Das Kneipensterben auf dem Lande ist nichts Neues. Ungewöhnlich ist eher, wenn sich jemand gegen diese Entwicklung stemmt.
Jüngst wurde in Bastheim eine ehemalige Mühle in einen gastronomischen Betrieb umgewandelt. In Wargolshausen steckte Jürgen Gessner viel Geld ins „Dorfstüble“, um es am Leben zu erhalten.
„Verkaufen und weggehen oder sanieren und bleiben“. Die Alternativen hatte Jürgen Gessner im vergangenen Jahr, als die Schäden am Haus so offensichtlich wurden, dass er zum Handeln gezwungen war. Für ihn war klar, wirtschaftlich wäre eine Sanierung vollkommen unrentabel - er entschied sich aber doch dafür.
Einst als Disco eine Top-Adresse
1998 hatte er das Anwesen in der Dorfmitte von Wargolshausen erworben. Das Haus hat eine ziemlich wechselvolle Geschichte und war einst sogar die Topadresse für Discothekengänger.
Wie alt genau das Gebäude ist ließ sich nicht herausfinden, erzählt der Freizeitgastronom, der seinen Hauptberuf bei Siemens in Bad Neustadt ausübt. Er vermutet im Zeitraum um 1900 herum, jedenfalls etwa gleichalt wie die Schule gleich nebenan. Von Anfang an war es ein Gasthaus, damals hieß es noch „Zum Hirschen“.
Vor allem in den vergangenen Jahrzehnten erlebte das Anwesen eine recht ungewöhnliche Entwicklung. In den 70er-Jahren wurde im angebauten Saal eine der ersten Diskotheken des Landkreises eröffnet. „Die Besucher kamen von überall her“, sei ihm erzählt worden, berichtet Gessner, damals war die Einrichtung bei jungen Leuten der Region absolut „in“.
Unterkunft für Aussiedler
Nach der Grenzöffnung machte der damalige Eigentümer eine Pension aus dem Haus und nahm Aussiedler und DDR-Auswanderer auf. Dann wieder der Umbau zu einer Dorfwirtschaft, die Jürgen Gessner kurz von dem Millenium übernahm.
Zum Lebensunterhalt würde die Wirtschaft nie reichen, sei ihm stets bewusst gewesen, zumal er auch nur an drei Tagen geöffnet hat. In den letzten Jahren seien ihm auch noch die Frühschoppengäste nach und nach ausgeblieben, so dass er inzwischen auf etwa 30 Stammgäste kommt. Neben den Getränken bietet er kleine Speisen wie Hähnchen und Currywurst. Auf Anfrage bewirtet er auch Gruppen an Tagen, an denen er sonst nicht geöffnet hat.

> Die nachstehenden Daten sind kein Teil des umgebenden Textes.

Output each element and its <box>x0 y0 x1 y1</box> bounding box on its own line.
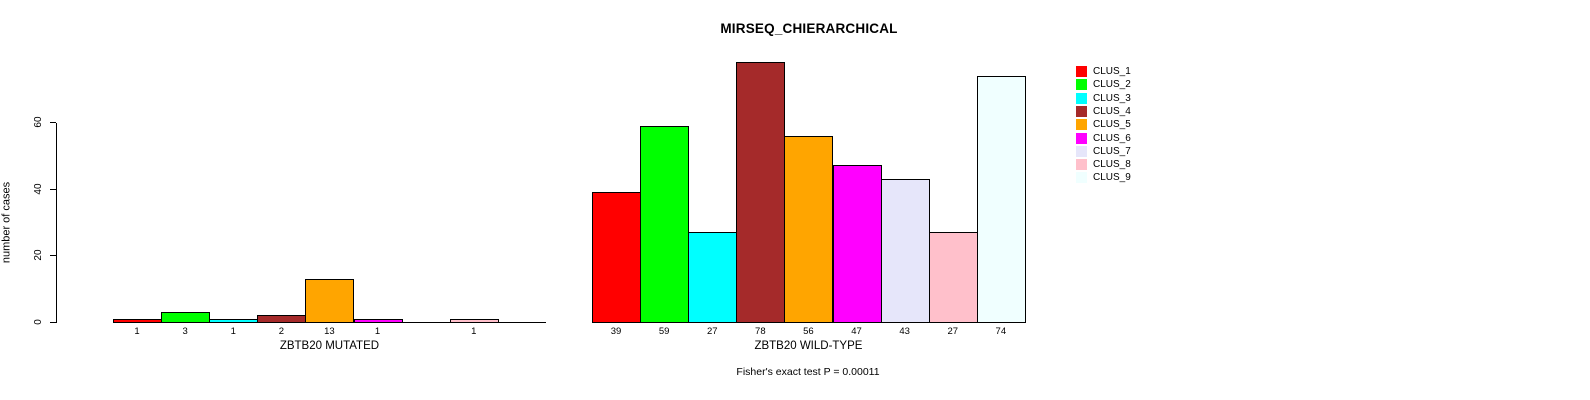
y-tick-label: 60 <box>33 116 44 128</box>
legend-label: CLUS_5 <box>1093 119 1131 131</box>
legend-swatch <box>1076 145 1087 157</box>
bar-value-label: 39 <box>610 326 622 337</box>
y-tick-mark <box>50 188 56 190</box>
bar-clus_4 <box>736 62 786 323</box>
y-tick-label: 40 <box>33 183 44 195</box>
bar-value-label: 43 <box>899 326 910 337</box>
bar-value-label: 78 <box>755 326 766 337</box>
legend-swatch <box>1076 119 1087 131</box>
legend-label: CLUS_2 <box>1093 79 1131 91</box>
bar-clus_1 <box>592 192 642 323</box>
bar-value-label: 1 <box>471 326 477 337</box>
legend-label: CLUS_8 <box>1093 159 1131 171</box>
bar-value-label: 56 <box>803 326 814 337</box>
legend-swatch <box>1076 132 1087 144</box>
bar-clus_5 <box>784 135 834 323</box>
bar-value-label: 2 <box>278 326 284 337</box>
bar-clus_6 <box>832 165 882 323</box>
legend-swatch <box>1076 79 1087 91</box>
fisher-test-note: Fisher's exact test P = 0.00011 <box>736 366 880 378</box>
bar-clus_8 <box>449 318 499 323</box>
x-axis-title-mutated: ZBTB20 MUTATED <box>279 340 380 352</box>
bar-clus_3 <box>688 232 738 323</box>
bar-clus_9 <box>976 75 1026 323</box>
legend-swatch <box>1076 172 1087 184</box>
legend-label: CLUS_1 <box>1093 66 1131 77</box>
bar-value-label: 59 <box>658 326 670 337</box>
y-tick-mark <box>50 322 56 323</box>
y-axis-title: number of cases <box>0 181 13 264</box>
x-axis-title-wildtype: ZBTB20 WILD-TYPE <box>754 340 863 352</box>
y-tick-label: 0 <box>33 319 44 325</box>
legend-label: CLUS_9 <box>1093 172 1131 184</box>
y-tick-mark <box>50 255 56 257</box>
bar-clus_6 <box>353 318 403 323</box>
bar-clus_3 <box>209 318 259 323</box>
legend-swatch <box>1076 92 1087 104</box>
bar-value-label: 47 <box>851 326 862 337</box>
bar-clus_7 <box>880 178 930 323</box>
bar-value-label: 13 <box>324 326 335 337</box>
legend-label: CLUS_3 <box>1093 92 1131 104</box>
bar-value-label: 1 <box>230 326 236 337</box>
bar-clus_8 <box>928 232 978 323</box>
legend-label: CLUS_7 <box>1093 145 1131 157</box>
bar-clus_4 <box>257 315 307 323</box>
bar-value-label: 3 <box>182 326 188 337</box>
legend-label: CLUS_4 <box>1093 105 1131 117</box>
y-tick-label: 20 <box>33 249 44 261</box>
bar-value-label: 74 <box>995 326 1007 337</box>
bar-clus_5 <box>305 278 355 323</box>
bar-clus_2 <box>640 125 690 323</box>
legend-swatch <box>1076 159 1087 171</box>
bar-value-label: 1 <box>134 326 140 337</box>
bar-clus_2 <box>161 312 211 323</box>
chart-title: MIRSEQ_CHIERARCHICAL <box>720 21 898 36</box>
bar-value-label: 27 <box>706 326 718 337</box>
bar-value-label: 1 <box>374 326 381 337</box>
legend-swatch <box>1076 66 1087 77</box>
bar-value-label: 27 <box>947 326 959 337</box>
legend-swatch <box>1076 105 1087 117</box>
y-axis-line <box>56 123 57 323</box>
bar-clus_1 <box>113 318 163 323</box>
legend-label: CLUS_6 <box>1093 132 1131 144</box>
y-tick-mark <box>50 122 56 124</box>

„Das lohnt sich wirklich nicht“ und er habe auch gar nicht erst versucht, seinen Stundenlohn auszurechnen. Aber ihm macht das Dasein als Wirt Spaß und seine Entscheidung hing damit zusammen, dass er etwas für die Dorfgemeinschaft tun wollte. Der Gemeinschaftssinn machte sich auch bei der Sanierung bemerkbar. „Es waren immer Leute da zur Unterstützung, vor allem die Stammgäste halfen mit“.
Die Hilfsbereitschaft schätze er besonders an dem kleinen Dorf, zumal er die Sanierung ganz ohne öffentliche Gelder stemmen musste: Das Haus steht nicht unter Denkmalschutz, die Dorferneuerung gibt es nicht in der Gemeinde und aus dem Innenentwicklungsprogramm des Landkreises sei keine Unterstützung zu erwarten. So musste er auf eigene Kosten das Dach erneuern, das Fachwerk ausbessern und die Gefache zum Teil neu mauern, und schließlich das gesamte Gebäude neu streichen.
Extravagante Farbgebung
Das Ergebnis habe bereits zu heftigen Diskussionen geführt, denn gemeinsam mit seiner Lebensgefährtin Andrea Räder habe er sich für einen extravaganten Ton entschieden. Nun sei das Dorfstüble angesichts seiner Aktivitäten für die Gewerkschaft schon jetzt bei seinen Mitbürgern „Das rote Haus vom roten Charlie“, erzählt er schmunzelnd.
Am Donnerstag, 17. September, will er das Dorfstüble wieder offiziell eröffnen.